Here’s the article from HSI. (They often follow their ad with a health
article. So whether their ad interests
you or not, their emails are almost always worth opening.)
From: Health Sciences
Institute Sent: Wed, Dec 14, 2016 3:58 am
If you have Afib, the
last thing you want to do is something that can trigger an episode.
Instead of being
surrounded by family and friends this Christmas, that could land you in the ER…
surrounded by doctors and nurses.
While an episode of this
abnormal heart rhythm – one that can up your risk of a stroke -- can come on at
any time, there may be two very important ways to avoid it.
One can be hidden in all
sorts of holiday foods that seem totally innocent, unless you know what to look
out for. And the other was a surprise even to the researchers of a new study.
Although stress and
dehydration are well-known Afib triggers, many people who have this condition
say they have no idea what can bring it on.
But while it's been
known for some time that binge drinking can cause an attack, for the first time
researchers are now saying that for some Afib patients, any amount of alcohol
can do so as well. And that's especially true right now.
Because while it's the
season to be jolly, it's also the season for a sleighful of stress,
appropriately dubbed "holiday heart syndrome."
A new study from
researchers at the Heart and Diabetes Institute in Australia has found that (as
was previously known) not only does heavy drinking cause an increase in Afib
attacks, but so can "light-to-moderate" alcohol consumption.
And it can be much more
than a one-time episode, too. This study – that the researchers called a
"sobering" review – discovered that Afib patients who are sensitive
to alcohol and continue to drink can progress into persistent Afib (where the heart
doesn't convert back to a normal rhythm).
While a glass of wine or
beer with dinner doesn't automatically mean that everyone with Afib will have
an episode, the researchers said that it's "very likely that certain
individuals" are prone to alcohol-induced Afib.
And the big, unanswered
question is how to find out who they are before they land in the hospital.
Of course, the time to
discover if you're one of them certainly isn't at that office party or big
family get-together!
The second Afib trigger
is something I've been warning you about for years now. It's none other than
monosodium glutamate, or MSG.
And it isn't just me
saying this. Even the American Heart Association had to admit that MSG is a
"common trigger for Afib."
While MSG is something
we should all avoid every day of the year, holiday foods in particular tend to
be hotbeds of this dangerous additive.
Ones like stuffing,
appetizers, gravy and the chicken or vegetable broth used to make it, soups – I
could go on and on. But the bottom line here is that if you have Afib, you need
to be super careful during the holidays.
Of course, MSG is one of
those additives that's easier said than found. Even if you're the chief cook,
it's difficult to know where it will pop up.
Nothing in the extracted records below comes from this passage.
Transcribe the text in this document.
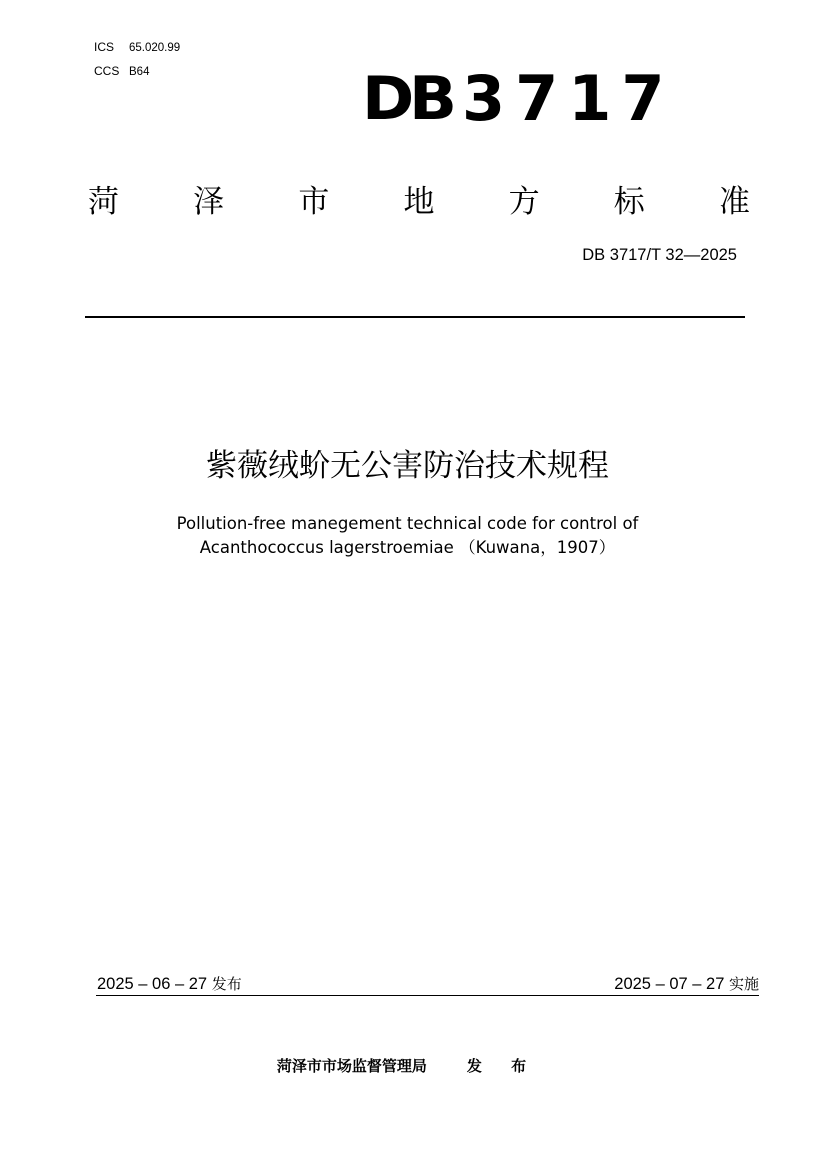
ICS 65.020.99
CCS B64	DB 3717
菏 泽 市 地 方 标 准
DB 3717/T 32—2025
紫薇绒蚧无公害防治技术规程
Pollution-free manegement technical code for control of
Acanthococcus lagerstroemiae （Kuwana，1907）
2025 – 06 – 27 发布	2025 – 07 – 27 实施
菏泽市市场监督管理局	发 布
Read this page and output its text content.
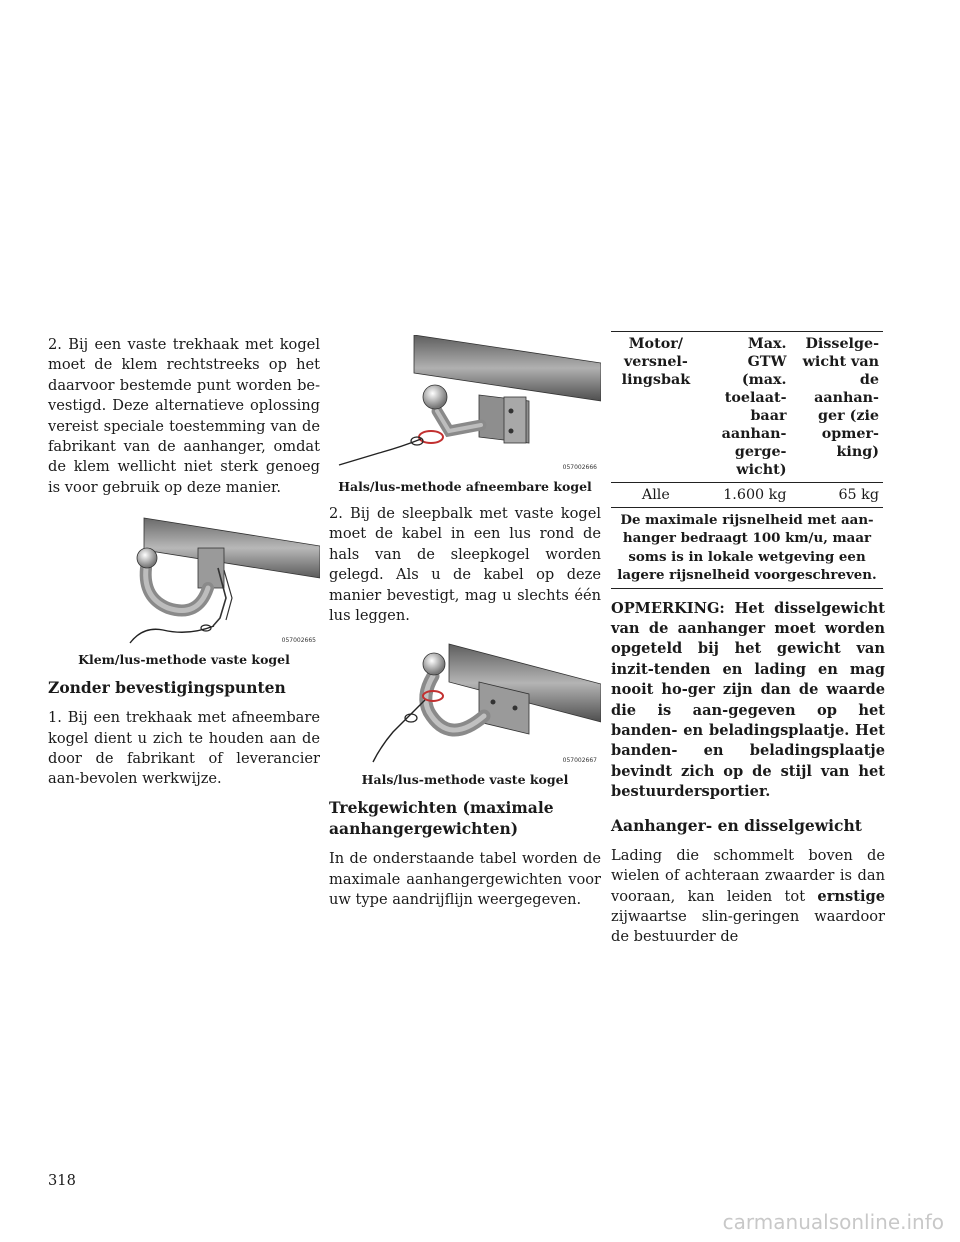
2. Bij een vaste trekhaak met kogel moet de klem rechtstreeks op het daarvoor bestemde punt worden be-vestigd. Deze alternatieve oplossing vereist speciale toestemming van de fabrikant van de aanhanger, omdat de klem wellicht niet sterk genoeg is voor gebruik op deze manier.

057002665
Klem/lus-methode vaste kogel
Zonder bevestigingspunten

1. Bij een trekhaak met afneembare kogel dient u zich te houden aan de door de fabrikant of leverancier aan-bevolen werkwijze.

057002666
Hals/lus-methode afneembare kogel

2. Bij de sleepbalk met vaste kogel moet de kabel in een lus rond de hals van de sleepkogel worden gelegd. Als u de kabel op deze manier bevestigt, mag u slechts één lus leggen.

057002667
Hals/lus-methode vaste kogel
Trekgewichten (maximale aanhangergewichten)

In de onderstaande tabel worden de maximale aanhangergewichten voor uw type aandrijflijn weergegeven.

Motor/ versnel-lingsbak	Max. GTW (max. toelaat-baar aanhan-gerge-wicht)	Disselge-wicht van de aanhan-ger (zie opmer-king)
Alle	1.600 kg	65 kg
De maximale rijsnelheid met aan-hanger bedraagt 100 km/u, maar soms is in lokale wetgeving een lagere rijsnelheid voorgeschreven.		
OPMERKING: Het disselgewicht van de aanhanger moet worden opgeteld bij het gewicht van inzit-tenden en lading en mag nooit ho-ger zijn dan de waarde die is aan-gegeven op het banden- en beladingsplaatje. Het banden- en beladingsplaatje bevindt zich op de stijl van het bestuurdersportier.
Aanhanger- en disselgewicht

Lading die schommelt boven de wielen of achteraan zwaarder is dan vooraan, kan leiden tot ernstige zijwaartse slin-geringen waardoor de bestuurder de

318
carmanualsonline.info
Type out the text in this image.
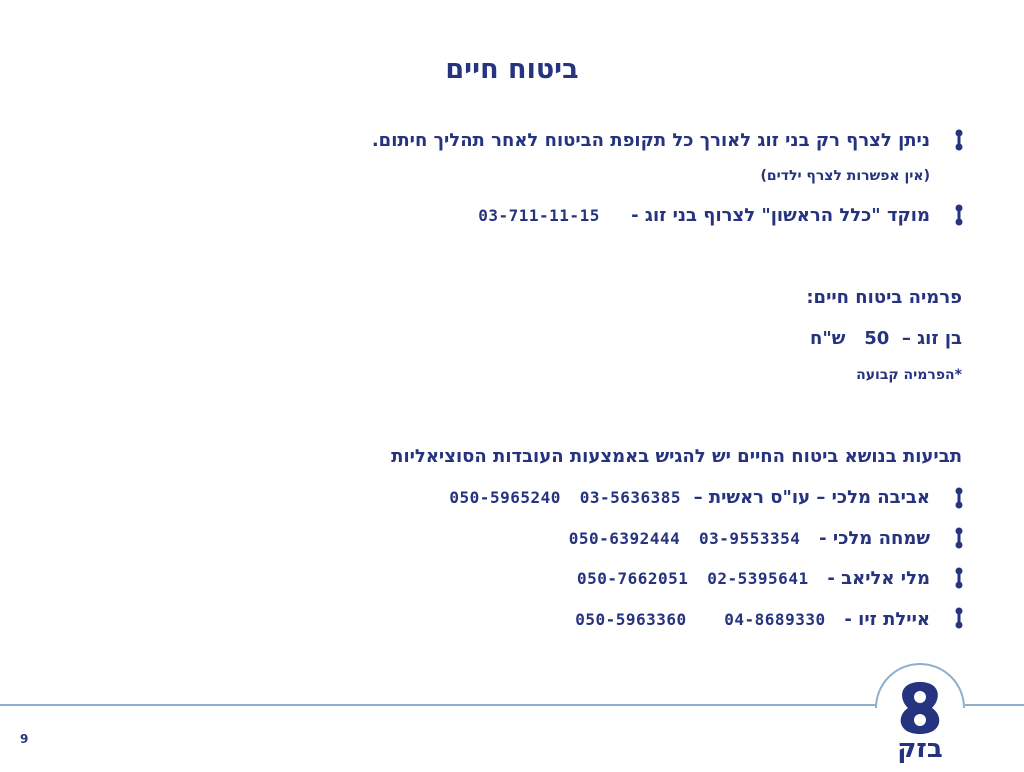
ביטוח חיים
ניתן לצרף רק בני זוג לאורך כל תקופת הביטוח לאחר תהליך חיתום.
(אין אפשרות לצרף ילדים)
מוקד "כלל הראשון" לצרוף בני זוג -     03-711-11-15
פרמיה ביטוח חיים:
בן זוג –  50   ש"ח
*הפרמיה קבועה
תביעות בנושא ביטוח החיים יש להגיש באמצעות העובדות הסוציאליות
אביבה מלכי – עו"ס ראשית –  03-5636385   050-5965240
שמחה מלכי -   03-9553354   050-6392444
מלי אליאב -   02-5395641   050-7662051
איילת זיו -   04-8689330      050-5963360
9	בזק
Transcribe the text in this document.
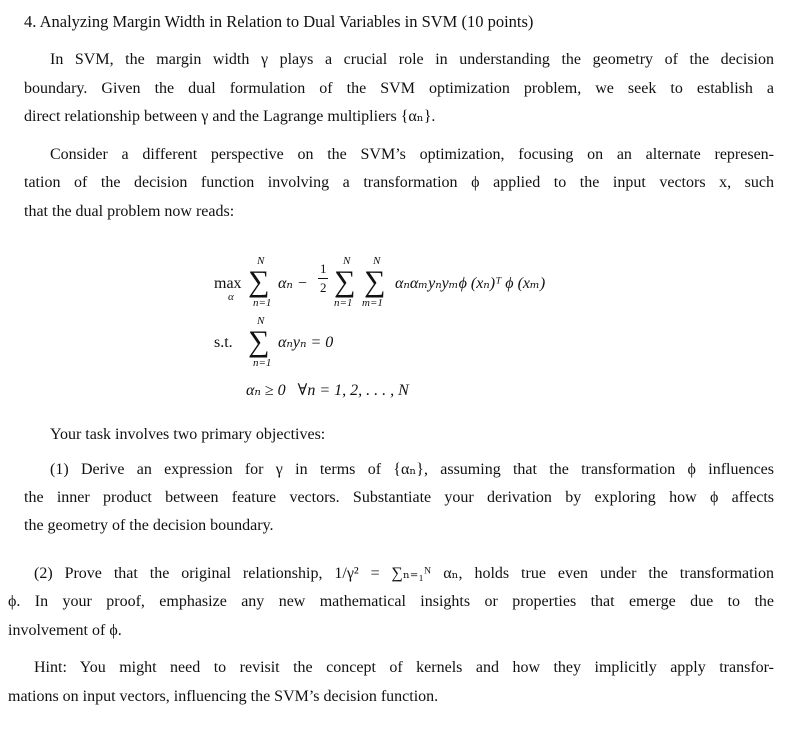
4. Analyzing Margin Width in Relation to Dual Variables in SVM (10 points)
In SVM, the margin width γ plays a crucial role in understanding the geometry of the decision
boundary. Given the dual formulation of the SVM optimization problem, we seek to establish a
direct relationship between γ and the Lagrange multipliers {αₙ}.
Consider a different perspective on the SVM’s optimization, focusing on an alternate represen-
tation of the decision function involving a transformation ϕ applied to the input vectors x, such
that the dual problem now reads:
max
α
N
∑
n=1
αₙ −
1
2
N
∑
n=1
N
∑
m=1
αₙαₘyₙyₘϕ (xₙ)ᵀ ϕ (xₘ)
s.t.
N
∑
n=1
αₙyₙ = 0
αₙ ≥ 0   ∀n = 1, 2, . . . , N
Your task involves two primary objectives:
(1) Derive an expression for γ in terms of {αₙ}, assuming that the transformation ϕ influences
the inner product between feature vectors. Substantiate your derivation by exploring how ϕ affects
the geometry of the decision boundary.
(2) Prove that the original relationship, 1/γ² = ∑ₙ₌₁ᴺ αₙ, holds true even under the transformation
ϕ. In your proof, emphasize any new mathematical insights or properties that emerge due to the
involvement of ϕ.
Hint: You might need to revisit the concept of kernels and how they implicitly apply transfor-
mations on input vectors, influencing the SVM’s decision function.
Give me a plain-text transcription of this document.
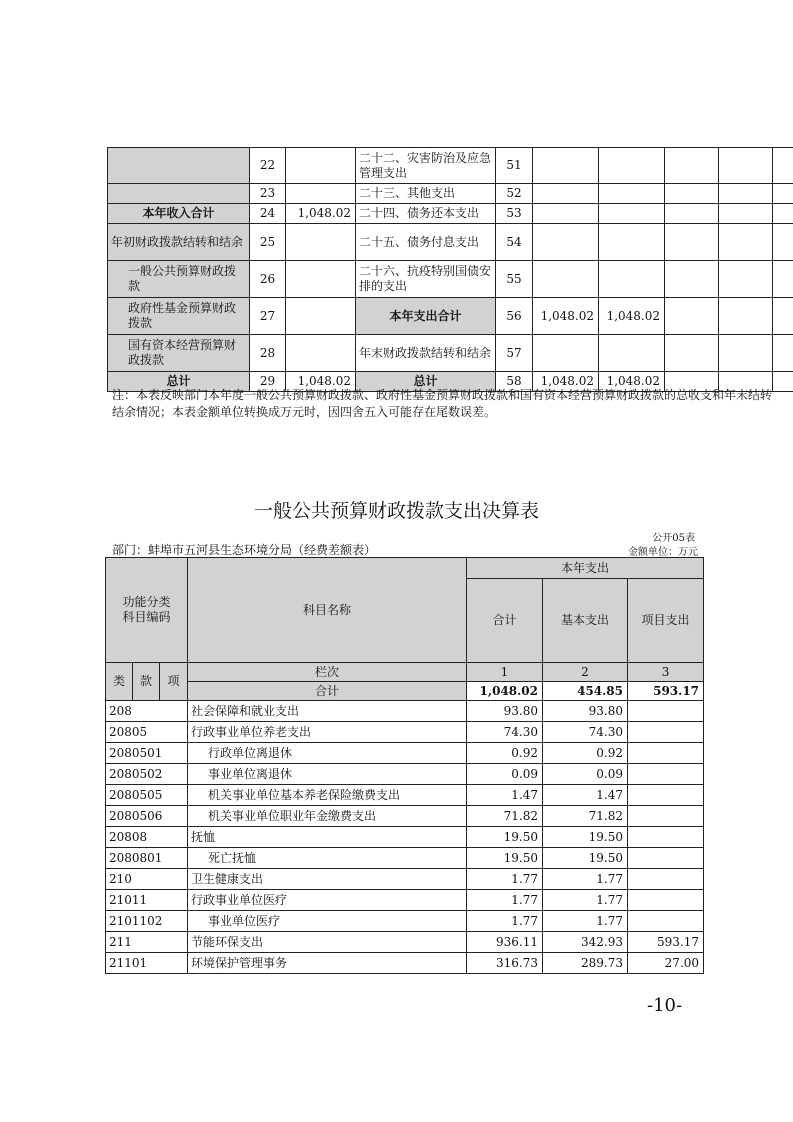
	22		二十二、灾害防治及应急管理支出	51					
	23		二十三、其他支出	52					
本年收入合计	24	1,048.02	二十四、债务还本支出	53					
年初财政拨款结转和结余	25		二十五、债务付息支出	54					
一般公共预算财政拨款	26		二十六、抗疫特别国债安排的支出	55					
政府性基金预算财政拨款	27		本年支出合计	56	1,048.02	1,048.02			
国有资本经营预算财政拨款	28		年末财政拨款结转和结余	57					
总计	29	1,048.02	总计	58	1,048.02	1,048.02			
注：本表反映部门本年度一般公共预算财政拨款、政府性基金预算财政拨款和国有资本经营预算财政拨款的总收支和年末结转结余情况；本表金额单位转换成万元时，因四舍五入可能存在尾数误差。
一般公共预算财政拨款支出决算表
公开05表
部门：蚌埠市五河县生态环境分局（经费差额表）	金额单位：万元
功能分类科目编码			科目名称	本年支出		
				合计	基本支出	项目支出

类	款	项	栏次	1	2	3
			合计	1,048.02	454.85	593.17
208			社会保障和就业支出	93.80	93.80	
20805			行政事业单位养老支出	74.30	74.30	
2080501			行政单位离退休	0.92	0.92	
2080502			事业单位离退休	0.09	0.09	
2080505			机关事业单位基本养老保险缴费支出	1.47	1.47	
2080506			机关事业单位职业年金缴费支出	71.82	71.82	
20808			抚恤	19.50	19.50	
2080801			死亡抚恤	19.50	19.50	
210			卫生健康支出	1.77	1.77	
21011			行政事业单位医疗	1.77	1.77	
2101102			事业单位医疗	1.77	1.77	
211			节能环保支出	936.11	342.93	593.17
21101			环境保护管理事务	316.73	289.73	27.00
-10-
So here's what you need to
do:
When eating out or at
someone's house, be especially wary of stuffing, gravy and soup. These are the
big three foods that MSG is most likely to be lurking in. Plus that, MSG in hot
liquids, like soup, enter your bloodstream faster.
The simpler the food
choices the better. Order the steak or a simple poached or grilled fish dish
with lemon and butter (no sauce!) instead of highly seasoned entrees.
If you're cooking, aside
from scanning ingredient labels for MSG, look out for its top aliases: anything
"hydrolyzed" such as hydrolyzed protein, as well as soy protein,
yeast extract and autolyzed yeast.
It may seem like a lot
of trouble, but not nearly as much as spending the holidays in the hospital!